Thursday, April 26, 2012

Pauli principle and Color charge

Wolfgang Ernst Pauli (1900 – 1958)

Wolfgang Ernst Pauli was an Austrian theoretical physicist and one of the pioneers of quantum physics. In 1945, after being nominated by Albert Einstein, he received the Nobel Prize in Physics for his "decisive contribution through his discovery of a new law of Nature, the exclusion principle or Pauli principle," involving spin theory, underpinning the structure of matter and the whole of chemistry. wikipedia

The Pauli exclusion principle is the quantum mechanical principle that no two identical fermions (particles with half-integer spin) may occupy the same quantum state simultaneously.

A more rigorous statement is that the total wave function for two identical fermions is anti-symmetric with respect to exchange of the particles. The principle was formulated by Austrian physicist Wolfgang Pauli in 1925.

Color charge
Professor Oscar W. Greenberg (1932) University of Maryland
Shortly after the existence of quarks was first proposed in 1964, Oscar W. Greenberg introduced the notion of color charge to explain how quarks could coexist inside some hadrons in otherwise identical quantum states without violating the Pauli exclusion principle.

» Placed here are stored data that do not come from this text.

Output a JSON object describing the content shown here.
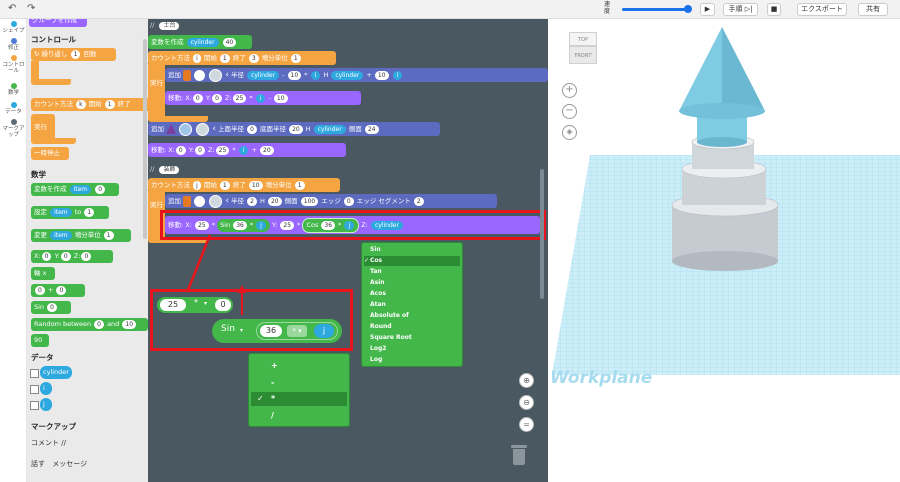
{
  "topbar": {
    "speed_label": "速度",
    "step_button": "手順",
    "export_button": "エクスポート",
    "share_button": "共有"
  },
  "categories": [
    {
      "label": "シェイプ",
      "color": "#2ea9e0"
    },
    {
      "label": "修正",
      "color": "#4f7ad6"
    },
    {
      "label": "コントロール",
      "color": "#f5a442"
    },
    {
      "label": "数学",
      "color": "#43b74a"
    },
    {
      "label": "データ",
      "color": "#2ea9e0"
    },
    {
      "label": "マークアップ",
      "color": "#5b6b75"
    }
  ],
  "flyout": {
    "top_block": "グループを作成",
    "control_header": "コントロール",
    "repeat_label": "繰り返し",
    "repeat_count": "1",
    "repeat_unit": "回数",
    "count_label": "カウント方法",
    "count_var": "k",
    "count_start_label": "開始",
    "count_start": "1",
    "count_end_label": "終了",
    "run_label": "実行",
    "pause_label": "一時停止",
    "math_header": "数学",
    "create_var_label": "変数を作成",
    "create_var_name": "item",
    "create_var_val": "0",
    "set_label": "設定",
    "set_var": "item",
    "set_to": "to",
    "set_val": "1",
    "change_label": "変更",
    "change_var": "item",
    "change_step_label": "増分単位",
    "change_val": "1",
    "xyz_x": "X:",
    "xyz_xv": "0",
    "xyz_y": "Y:",
    "xyz_yv": "0",
    "xyz_z": "Z:",
    "xyz_zv": "0",
    "axis_label": "軸 x",
    "arith_a": "0",
    "arith_op": "+",
    "arith_b": "0",
    "sin_label": "Sin",
    "sin_val": "0",
    "random_label": "Random between",
    "random_a": "0",
    "random_and": "and",
    "random_b": "10",
    "num_90": "90",
    "data_header": "データ",
    "data_vars": [
      "cylinder",
      "i",
      "j"
    ],
    "markup_header": "マークアップ",
    "comment_label": "コメント //",
    "say_label": "話す",
    "message_label": "メッセージ"
  },
  "workspace": {
    "comment1": "土台",
    "var_create": "変数を作成",
    "var_name": "cylinder",
    "var_value": "40",
    "loop1": {
      "label": "カウント方法",
      "var": "i",
      "start_label": "開始",
      "start": "1",
      "end_label": "終了",
      "end": "3",
      "step_label": "増分単位",
      "step": "1"
    },
    "run_label": "実行",
    "add_label": "追加",
    "radius_label": "半径",
    "r_var": "cylinder",
    "r_op": "-",
    "r_val": "10",
    "r_mul": "*",
    "r_i": "i",
    "h_label": "H",
    "h_var": "cylinder",
    "h_op": "+",
    "h_val": "10",
    "move_label": "移動:",
    "m1": {
      "x": "0",
      "y": "0",
      "z": "25",
      "op": "*",
      "i": "i",
      "minus": "-",
      "sub": "10"
    },
    "cone_top_label": "上面半径",
    "cone_top": "0",
    "cone_bottom_label": "底面半径",
    "cone_bottom": "20",
    "cone_h_label": "H",
    "cone_h": "cylinder",
    "cone_side_label": "側面",
    "cone_side": "24",
    "m2": {
      "x": "0",
      "y": "0",
      "z": "25",
      "op": "*",
      "i": "i",
      "plus": "+",
      "add": "20"
    },
    "comment2": "装飾",
    "loop2": {
      "label": "カウント方法",
      "var": "j",
      "start_label": "開始",
      "start": "1",
      "end_label": "終了",
      "end": "10",
      "step_label": "増分単位",
      "step": "1"
    },
    "cyl2": {
      "radius_label": "半径",
      "radius": "2",
      "h_label": "H",
      "h": "20",
      "side_label": "側面",
      "side": "100",
      "edge_label": "エッジ",
      "edge": "0",
      "seg_label": "エッジ セグメント",
      "seg": "2"
    },
    "m3": {
      "label": "移動:",
      "x_label": "X:",
      "x": "25",
      "op": "*",
      "fn1": "Sin",
      "fn1_val": "36",
      "op2": "*",
      "j": "j",
      "y_label": "Y:",
      "y": "25",
      "fn2": "Cos",
      "fn2_val": "36",
      "z_label": "Z:",
      "z": "cylinder"
    },
    "func_menu": [
      "Sin",
      "Cos",
      "Tan",
      "Asin",
      "Acos",
      "Atan",
      "Absolute of",
      "Round",
      "Square Root",
      "Log2",
      "Log"
    ],
    "func_selected": "Cos",
    "zoomed": {
      "a": "25",
      "op": "*",
      "b": "0",
      "fn": "Sin",
      "val": "36",
      "op2": "*",
      "j": "j"
    },
    "op_menu": [
      "+",
      "-",
      "*",
      "/"
    ],
    "op_selected": "*"
  },
  "view3d": {
    "cube_top": "TOP",
    "cube_front": "FRONT",
    "workplane": "Workplane"
  }
}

O.W. Greenberg, Spin and  Unitary-Spin Independence in a Paraquark Model of Baryons and Mesons, Phys. Rev. Lett. 13, 598-602 (1964)

The theory of quantum chromodynamics has been under development since the 1970s and constitutes an important component of the Standard Model of particle physics

In particle physics, color charge is a property of quarks and gluons that is related to the particles' strong interactions in the theory of quantum chromodynamics (QCD).
Color charge has analogies with the notion of electric charge of particles, but because of the mathematical complications of QCD, there are many technical differences.

The "color" of quarks and gluons is completely unrelated to visual perception of color. Rather, it is a name for a property that has almost no manifestation at distances above the size of an atomic nucleus.

The term color was chosen because the abstract property to which it refers has three aspects, which are analogized to the three primary colors of red, green, and blue.

By comparison, the electromagnetic charge has a single aspect, which takes the values positive or negative.